The water has been further muddied by STARI, short for southern tick-associated rash illness. This was coined after a number of patients, mainly in the southern US, showed Lyme disease-like symptoms but in whom no causative agent, including Borrelia burgdorferi, could be found. Because of their similar symptoms, STARI has undoubtedly been misdiagnosed as Lyme disease on many occasions, and vice versa.
The Dilution Effect
Finally, as was touched on in my previous post on migratory birds as spreaders of emerging diseases, greater diversity of B. burgdorferi host species in the South may dilute the bacteria’s effects compared to the Northeast.
Ixodes ticks in the South have an abundance of mammalian, avian, reptilian, and amphibian hosts on which to feed. Many of these hosts are poor transmitters of the Lyme disease pathogen, so the chances are relatively high that a tick won’t ever be infected by B. burgdorferi.
On the other hand, when only a few host species are available to feed ticks in a given ecosystem, and when many of these hosts are highly competent transmitters of B. burgdorferi, the chances are very high that an individual tick will become infected during one of its meals. This dilution effect may be another factor in Lyme disease’s scarcity in the South.
Any number of other factors may play a role in Lyme disease epidemiology. Slight differences in the genotypes of both blacklegged tick and Borrelia burgdorferi populations between the northeastern and southern US have been described and could be significant. But there are huge gaps in our knowledge of these and many other subjects not addressed here.
The veterinary technician from Kentucky who scolded me about Lyme disease in the South was right in bringing to my attention that the disease is indeed present there.
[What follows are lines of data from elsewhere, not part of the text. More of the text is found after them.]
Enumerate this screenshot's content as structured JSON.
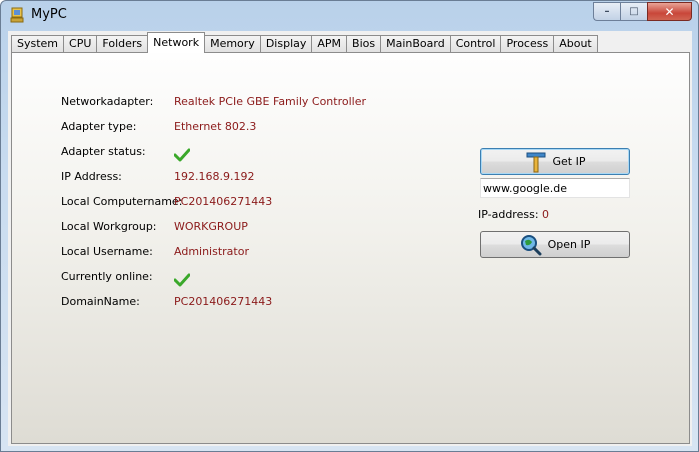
{
  "window": {
    "title": "MyPC",
    "minimize": "–",
    "maximize": "□",
    "close": "✕"
  },
  "tabs": [
    "System",
    "CPU",
    "Folders",
    "Network",
    "Memory",
    "Display",
    "APM",
    "Bios",
    "MainBoard",
    "Control",
    "Process",
    "About"
  ],
  "active_tab": "Network",
  "network": {
    "adapter_label": "Networkadapter:",
    "adapter_value": "Realtek PCIe GBE Family Controller",
    "type_label": "Adapter type:",
    "type_value": "Ethernet 802.3",
    "status_label": "Adapter status:",
    "status_icon": "checkmark-icon",
    "ip_label": "IP Address:",
    "ip_value": "192.168.9.192",
    "computer_label": "Local Computername:",
    "computer_value": "PC201406271443",
    "workgroup_label": "Local Workgroup:",
    "workgroup_value": "WORKGROUP",
    "username_label": "Local Username:",
    "username_value": "Administrator",
    "online_label": "Currently online:",
    "online_icon": "checkmark-icon",
    "domain_label": "DomainName:",
    "domain_value": "PC201406271443"
  },
  "lookup": {
    "get_ip_label": "Get IP",
    "url_value": "www.google.de",
    "ip_address_label": "IP-address:",
    "ip_address_value": "0",
    "open_ip_label": "Open IP"
  },
  "colors": {
    "value_text": "#8b1a1a",
    "check_green": "#3aa82a"
  }
}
Yet the very low number of cases makes it unlikely that she knows “several” people diagnosed with the disease, as she claimed.
Research has uncovered much, but why Lyme disease is not more prevalent in the southern US, despite the presence of required vector, hosts, and pathogen, remains a mystery.
Clark KL, Leydet B, and Hartman S. Lyme Borreliosis in Human Patients in Florida and Georgia, USA. Int J Med Sci. 2013; 10(7): 915-931.
Institute of Medicine (US) Committee on Lyme Disease and Other Tick-Borne Diseases. Critical Needs and Gaps in Understanding Prevention, Amelioration, and Resolution of Lyme and Other Tick-Borne Diseases: The Short-Term and Long-Term Outcomes. Washington (DC): National Academies Press (US); 2011.
LoGiudice K, Ostfeld RS, Schmidt KA, and Keesing F. The ecology of infectious disease: Effects of host diversity and community composition on Lyme disease risk. PNAS. 2003 Jan; 100(2): 567-571.
Moore A, Nelson C, et al. Current Guidelines, Common Clinical Pitfalls, and Future Directions for Laboratory Diagnosis of Lyme Disease, United States. Emerg Infect Dis. 2016 Jul; 22(7): 1169-1177.